A recent case in Idaho illustrates a third trend – narrowing the firefighter’s rule to the point where it practically does not exist. The case involved Charles Ruffing, a Boise firefighter. Boise firefighters work alongside Ada County Paramedics. On the day in question, Ruffing worked in Boise’s Fire Station 3 with Barbara McPherson, an employee of Ada County Paramedics.
In keeping with the usual practice for medical calls, both the firefighters at Station 3 and a paramedic team responded to a call from Chili’s Restaurant. After medical assistance was rendered to the patient, the firefighters loaded her into the paramedics’ ambulance. While she was backing the ambulance, McPherson hit a parked car.

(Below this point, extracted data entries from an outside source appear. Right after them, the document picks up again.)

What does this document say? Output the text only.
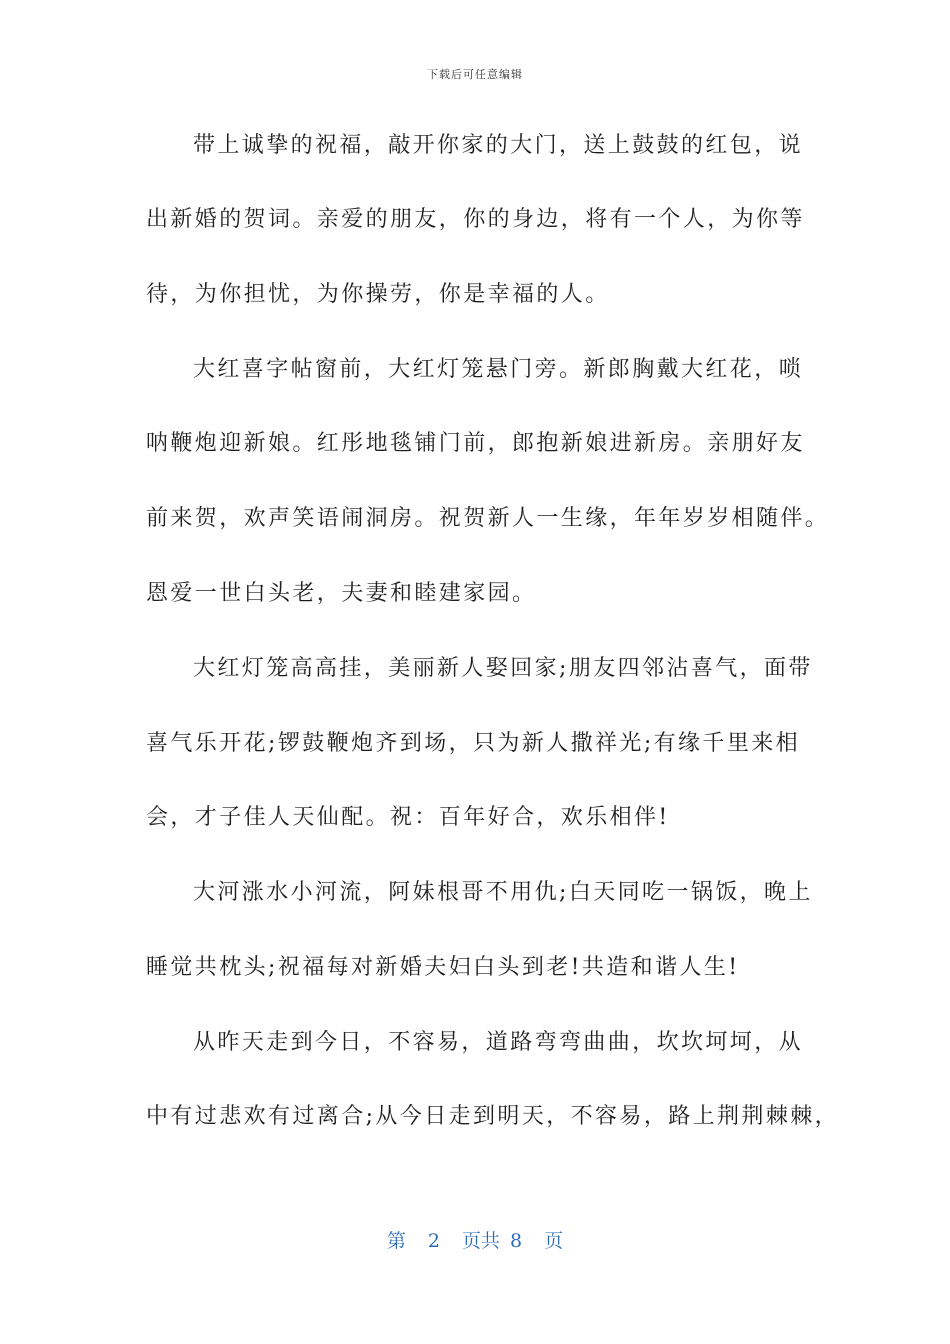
下载后可任意编辑
带上诚挚的祝福，敲开你家的大门，送上鼓鼓的红包，说
出新婚的贺词。亲爱的朋友，你的身边，将有一个人，为你等
待，为你担忧，为你操劳，你是幸福的人。
大红喜字帖窗前，大红灯笼悬门旁。新郎胸戴大红花，唢
呐鞭炮迎新娘。红彤地毯铺门前，郎抱新娘进新房。亲朋好友
前来贺，欢声笑语闹洞房。祝贺新人一生缘，年年岁岁相随伴。
恩爱一世白头老，夫妻和睦建家园。
大红灯笼高高挂，美丽新人娶回家;朋友四邻沾喜气，面带
喜气乐开花;锣鼓鞭炮齐到场，只为新人撒祥光;有缘千里来相
会，才子佳人天仙配。祝：百年好合，欢乐相伴!
大河涨水小河流，阿妹根哥不用仇;白天同吃一锅饭，晚上
睡觉共枕头;祝福每对新婚夫妇白头到老!共造和谐人生!
从昨天走到今日，不容易，道路弯弯曲曲，坎坎坷坷，从
中有过悲欢有过离合;从今日走到明天，不容易，路上荆荆棘棘，
第 2 页共 8 页
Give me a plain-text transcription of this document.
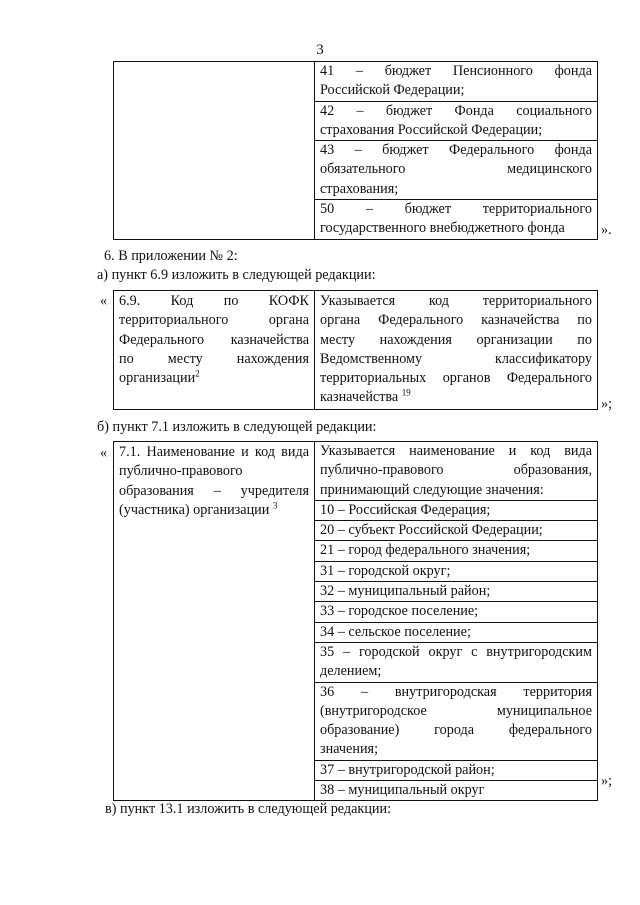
3

41 – бюджет Пенсионного фонда
Российской Федерации;
42 – бюджет Фонда социального
страхования Российской Федерации;
43 – бюджет Федерального фонда
обязательного медицинского
страхования;
50 – бюджет территориального
государственного внебюджетного фонда	».
6. В приложении № 2:
а) пункт 6.9 изложить в следующей редакции:
« 6.9. Код по КОФК
территориального органа
Федерального казначейства
по месту нахождения
организации$^2$

Указывается код территориального
органа Федерального казначейства по
месту нахождения организации по
Ведомственному классификатору
территориальных органов Федерального
казначейства $^{19}$
»;
б) пункт 7.1 изложить в следующей редакции:
« 7.1. Наименование и код вида
публично-правового
образования – учредителя
(участника) организации $^3$

Указывается наименование и код вида
публично-правового образования,
принимающий следующие значения:
10 – Российская Федерация;
20 – субъект Российской Федерации;
21 – город федерального значения;
31 – городской округ;
32 – муниципальный район;
33 – городское поселение;
34 – сельское поселение;
35 – городской округ с внутригородским
делением;
36 – внутригородская территория
(внутригородское муниципальное
образование) города федерального
значения;
37 – внутригородской район;
38 – муниципальный округ
»;
в) пункт 13.1 изложить в следующей редакции:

Ruffing’s leg became pinned between the ambulance and the parked car, causing him serious injuries.
Ruffing filed a lawsuit against Ada County Paramedics, which responded by raising the firefighter’s rule as a defense. The lawsuit eventually ended up before the Idaho Supreme Court, which ruled that the firefighter’s rule did not apply to bar Ruffing’s lawsuit.
As the Court concluded, under the firefighter’s rule, “neither a firefighter nor a police officer may recover in tort when his injuries are caused by the same conduct that required his official presence. Although the EMT units and firefighters were clearly involved in a joint safety operation, the particular conduct that caused Ruffing’s injury falls outside the ambit of the rule. It was a call to respond jointly to a medical emergency which required both Ruffing’s and McPherson’s presence on the scene. McPherson’s backing of the ambulance, which caused Ruffng’s injury, was not the same conduct that required his official presence. In order for the firefighter’s rule to reach the circumstances here, we would have to expand the scope of the rule. Therefore, we find the firefighter’s rule does not bar Ruffing’s claim.”
Ruffing v. Ada County Paramedics, 2008 WL 2357686 (Idaho 2008).